Deep Research

Structured literature survey with human checkpoints. Understand the landscape before committing to an approach.

Overview

The Deep Research skill conducts a structured literature review or technical survey with human checkpoints between phases. It activates when you need to understand the state of a technique, compare existing approaches, or survey what methods exist for a problem — before jumping into implementation.

Unlike the Investigation skill (which traces code), Deep Research looks outward: papers, repos, known techniques, and documented failure modes. The two skills often work together — Investigation maps the codebase, Deep Research maps the literature.

When to Use

Triggers on: "survey", "literature review", "what's the state of", "what approaches exist for", "compare methods for", "find papers on", "what has been tried for". For reading a single specific paper, use /read-paper instead.

The Four Phases

Deep Research follows a strict four-phase pipeline. Each phase has a human checkpoint before proceeding to the next.

Phase 1: Scope Definition

Before searching anything, clarify what you are looking for:

  1. Create scratch/research/{YYYY-MM-DD}-{topic}/README.md with:
    • Research question: What specifically are we trying to learn?
    • Scope boundaries: What is in scope and out of scope?
    • Success criteria: What do we need to know to make a decision?
  2. Propose a research outline — the key subtopics to cover.
  3. Checkpoint with user: Get approval on the outline before proceeding. The user may want to narrow or expand scope.
## Research Outline: VQ-VAE variants for action prediction
1. Original VQ-VAE and VQ-VAE-2 — baseline understanding
2. Discrete representations in robotics — who has used this and for what?
3. Codebook collapse solutions — what works?
4. Alternatives to VQ (FSQ, LFQ, RVQ) — trade-offs?
5. Integration with trajectory prediction — any existing work?
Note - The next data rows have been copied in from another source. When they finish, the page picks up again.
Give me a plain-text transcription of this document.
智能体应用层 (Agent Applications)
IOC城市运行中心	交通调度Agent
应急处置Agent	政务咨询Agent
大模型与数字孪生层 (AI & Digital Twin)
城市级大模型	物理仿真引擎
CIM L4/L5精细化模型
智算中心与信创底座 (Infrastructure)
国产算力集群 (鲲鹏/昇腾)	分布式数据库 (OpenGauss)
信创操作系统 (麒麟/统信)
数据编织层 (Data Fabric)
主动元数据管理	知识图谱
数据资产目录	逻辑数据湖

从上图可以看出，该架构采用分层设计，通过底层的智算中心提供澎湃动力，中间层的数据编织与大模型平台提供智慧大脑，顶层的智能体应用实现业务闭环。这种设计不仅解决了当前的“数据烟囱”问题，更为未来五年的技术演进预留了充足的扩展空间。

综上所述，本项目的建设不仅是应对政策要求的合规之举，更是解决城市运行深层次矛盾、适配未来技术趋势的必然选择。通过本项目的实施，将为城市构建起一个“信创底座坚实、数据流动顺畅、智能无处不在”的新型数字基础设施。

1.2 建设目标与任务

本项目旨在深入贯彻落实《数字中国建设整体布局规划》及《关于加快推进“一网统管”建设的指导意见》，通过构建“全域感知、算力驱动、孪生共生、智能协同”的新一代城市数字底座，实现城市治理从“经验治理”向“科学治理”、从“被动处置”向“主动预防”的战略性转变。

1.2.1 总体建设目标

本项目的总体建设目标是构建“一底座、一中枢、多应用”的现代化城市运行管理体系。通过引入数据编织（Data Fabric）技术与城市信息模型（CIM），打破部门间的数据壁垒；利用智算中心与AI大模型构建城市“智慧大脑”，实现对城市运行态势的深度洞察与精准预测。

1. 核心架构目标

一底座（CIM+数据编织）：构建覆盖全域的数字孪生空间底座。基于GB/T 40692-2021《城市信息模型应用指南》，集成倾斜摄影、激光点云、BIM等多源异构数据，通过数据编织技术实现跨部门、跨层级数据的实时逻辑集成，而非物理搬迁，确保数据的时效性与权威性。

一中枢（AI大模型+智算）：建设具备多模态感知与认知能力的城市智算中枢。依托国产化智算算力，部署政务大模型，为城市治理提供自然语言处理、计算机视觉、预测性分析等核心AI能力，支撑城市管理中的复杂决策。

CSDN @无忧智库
Phase 2: Systematic Search

For each subtopic in the approved outline:

  1. Search using web search, arxiv, and any available tools.
  2. For each relevant paper or resource found, extract:
    • Citation: Authors, title, year, venue
    • Key idea: One paragraph summary
    • Method: How it works (architecture, loss, training procedure)
    • Results: Main quantitative results and claims
    • Relevance: Why this matters for the specific question
    • Limitations: What doesn't work or isn't addressed
  3. Update the README.md with findings as you go — don't wait until the end.
Search Strategy

Breadth first, then depth. Survey the landscape before diving deep into any single paper. Don't get stuck on the first promising result. Be critical of claims — papers overstate results. Look for ablations, failure cases, and what is NOT reported.

Phase 3: Synthesis

After covering all subtopics, synthesize findings into a structured format:

  1. Comparison table: Methods side-by-side on key dimensions (method, year, key idea, pros, cons, relevance).
  2. Taxonomy: How the approaches relate. What are the major families or paradigms?
  3. Gaps: What hasn't been tried? Where is there opportunity?
  4. Recommendation: Given the specific use case, which approach(es) to try first and why.
  5. References: Full list with links.

Phase 4: User Review

Checkpoint with user: Present the synthesis. The user may want to dig deeper into a specific method, challenge the recommendation, add methods they know about, or refine the research question based on findings.

Output Structure

All research artifacts live in scratch/ (gitignored):

scratch/research/{YYYY-MM-DD}-{topic}/
  README.md           # Main synthesis document
  papers/             # Per-paper detailed notes (if needed)
    vqvae-original.md
    fsq-2023.md
  comparison.md       # Detailed comparison table (if too large for README)

Key Principles

PrincipleDetails
Breadth firstSurvey the landscape before diving deep into any single paper.
Be critical of claimsPapers overstate results. Look for ablations, failure cases, and what is NOT reported.
Track reproducibilityA paper with no code and vague hyperparameters is less useful than one with a working repo.
Date mattersA 2020 method may be superseded. Always check for more recent work that builds on it.
Context mattersRank everything by relevance to the actual problem, not by general impressiveness.

Connection to Investigation

Deep Research and the Investigation skill are complementary. Investigation maps the internal codebase — what exists, how it connects, where the gaps are. Deep Research maps the external landscape — what has been tried, what works, what the literature recommends.

A typical workflow starts with Investigation to understand the current state of the code, then uses Deep Research to find better approaches in the literature, and finally distills actionable findings from the research back into the investigation README when ready to implement.